More than anything, she wants to make $20 an hour. She's tired of living off low-paying jobs and regrets forgoing college after high school.
Without Metropolitan Ministries, Torok suspects she'd be on her own, possibly on a bus back to California. She credits the staff with giving her hope and encouragement and vows not to let them down.
"I know I'm going to stick it out because they've helped us out so much," she said.
|Chamberlain High student Tiara Holloway, 18, sorts through childrens' toys at Metropolitan Ministries Holiday Tent on Tuesday. Holloway volunteers with Chamberlain's Success Female Mentors club.
Metropolitan Ministries was founded in 1972 by 13 downtown Tampa churches to serve homeless people or those at risk of becoming homeless. About 8 percent of its funding comes from the government. The rest comes from community donations.
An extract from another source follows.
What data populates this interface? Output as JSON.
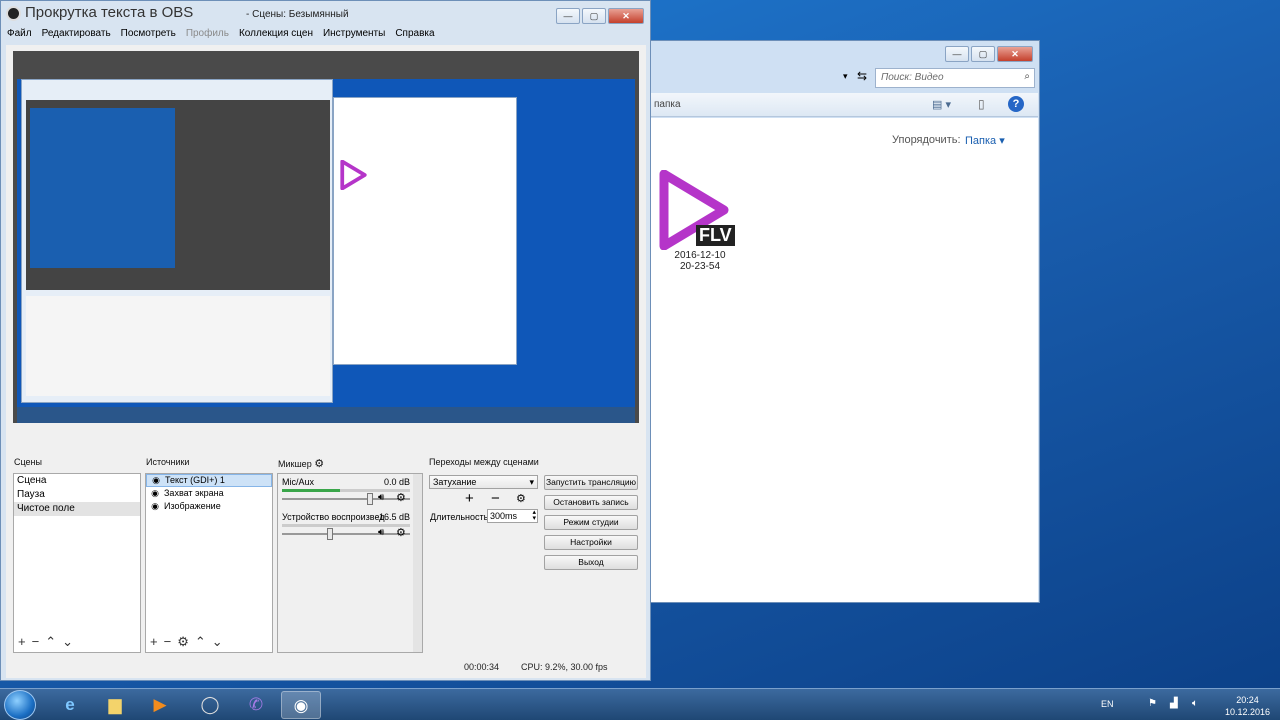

Weikel said the agency is just now feeling the full effect of 9/11. Even though 9/11-related charities drew the lion's share of donations last year, Metropolitan Ministries still benefitted from a heightened spirit of giving.
A year later, the charity struggles. Donors don't have as much to give and 1,000 more families need help. Layoffs and pay cuts continue to devour nest eggs, forcing many families to live paycheck to paycheck.
Donations to Metropolitan Ministries are down about 25 percent compared with last year, officials said. Last-minute giving met the Thanksgiving need, but the agency is short thousands of toys and turkeys for Christmas.
As of Tuesday, the charity had collected 2,615 of the 85,000 toys and gifts needed, and less than half of the 726,000 pounds of food.
For people like Torok, the gifts will be the only ones her children receive on Christmas Day. It's a reality that motivates her to finish school, get a job and move on with her life.
"Right now I've got hope," she says. "I'm doing it on my own and it feels good."